A nine-year-old on Roblox and a parent in an inbox are often making the same purchase decision, yet most brands talk to one and lose the other.
The traditional "pester power" model has collapsed. In its place is a sophisticated, digitally fueled negotiation—a "co-piloted" ask. No generation of kids has had this much commercial reach this early. Discovery is constant, with 61% of Gen Alpha noting that social media and gaming platforms drive their desire to buy. However, the final hurdle remains stubbornly analog, as 60% still rely on a parent to actually foot the bill.
Brands win when they design one coordinated journey for the Influencer who discovers and the Payor who buys.
One Purchase, Two Decision-Makers
Marketing teams usually split their focus into silos, chasing the child’s desire on one side and the parent’s rational metrics on the other. When these teams don't talk, the journey breaks because the child is asking for fun while the parent is evaluating risk.
This disconnect is amplified by "walled gardens," the closed, kid-safe platforms like Roblox or YouTube Kids. Because these platforms restrict direct click-throughs to shops for younger users, the trail often goes cold. A child sees a shoe in a game, jumps to the brand's official website to "heart" it or save it to a birthday list, but the parent never sees the "why." They only see a request for money later that evening.
The Executive Summary for the home
The fix is to bridge the gap between the gameplay spark and the final swipe of the card. When a child saves an item to a digital list on your site, the CRM shouldn't just sit on that data. It should trigger a Parental Briefing.

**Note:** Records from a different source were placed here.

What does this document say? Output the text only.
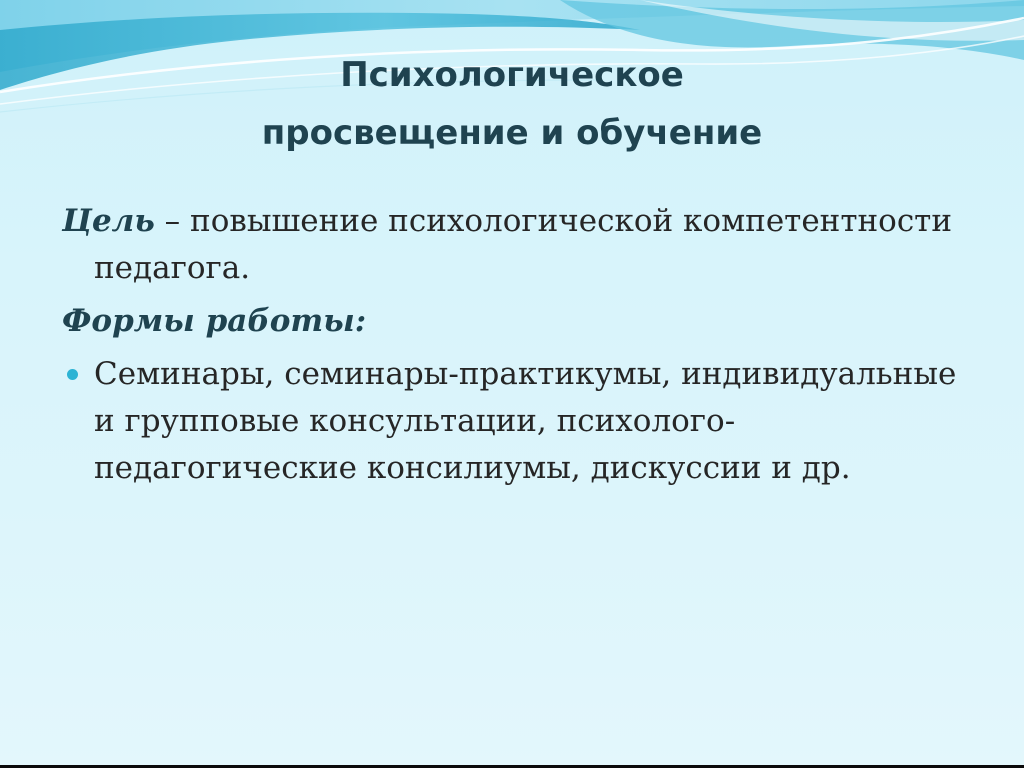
Психологическое
просвещение и обучение

Цель – повышение психологической компетентности педагога.

Формы работы:

Семинары, семинары-практикумы, индивидуальные и групповые консультации, психолого-педагогические консилиумы, дискуссии и др.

Think of this as an "Executive Summary" for the home. In a business setting, a CEO doesn’t sit through a three-hour pitch; they read the one-page summary that highlights ROI and next steps. In the household ecosystem, the child provides the "creative vision," but the CRM sends the parent the briefing that cuts through the hype.
If the child saves a high-performance sneaker, the email to the parent shouldn't just show a cool photo. It should lead with the "bottom line" facts: "These have extra ankle support for gym class," "They’re made of easy-clean recycled materials," and "Here is our 30-day no-questions-asked return policy." By adding a family loyalty perk, like a small discount for buying two pairs, the brand moves from being an expensive request to a helpful household partner.
Loyalty is Becoming Household-Based
The future of CRM is familial, not individual. While many brands struggle here because their data and CRM teams rarely sit in the same room, leaders like Disney and Netflix have already mastered "household identity." They don't just see one user; they see a family unit. By linking a child's "Watch List" to the primary account holder’s dashboard, they make it easy for the parent to see what the child values, while keeping the parent in the driver's seat for the final purchase or subscription change.
The goal is to move from "targeting" to "orchestrating." This requires three shifts:
- Link the Influencer to the Payor: Stop treating every email address as an island. Use parent-first consent to connect profiles, allowing for synchronized messaging that actually makes sense at the dinner table.
- Match the message to the role: If a child is looking at outdoor gear, send them content about adventure and "leveling up." Simultaneously, send the parent the technical specs on weatherproofing and safety. Kids don’t lose interest; parents lose confidence. Give the parent the data they need to feel secure.
- Treat the "Save" as a high-intent signal: A saved item is the start of a negotiation. Don't let that data sit in a silo. Use it to arm the parent with the information they need to close the loop before the child moves on to the next trend.
The brands that get this right won't market to kids or parents in isolation. They will orchestrate agreement, building age-appropriate, consented systems that turn a child's discovery into a parent's informed decision, and a one-time sale into a household relationship. The technology to do this already exists. What is missing is the operational discipline to stop treating family members as separate audiences and start seeing them as a single, coordinated unit. The brands that make that shift first won't just win the transaction. They'll own the relationship for years to come.
Compliance Note: All child-directed touchpoints must be contextual and age-appropriate. YouTube Kids prohibits personalized ads and incitement to purchase. COPPA compliance requires verifiable parental consent before linking child identifiers, with strict adherence to data minimization.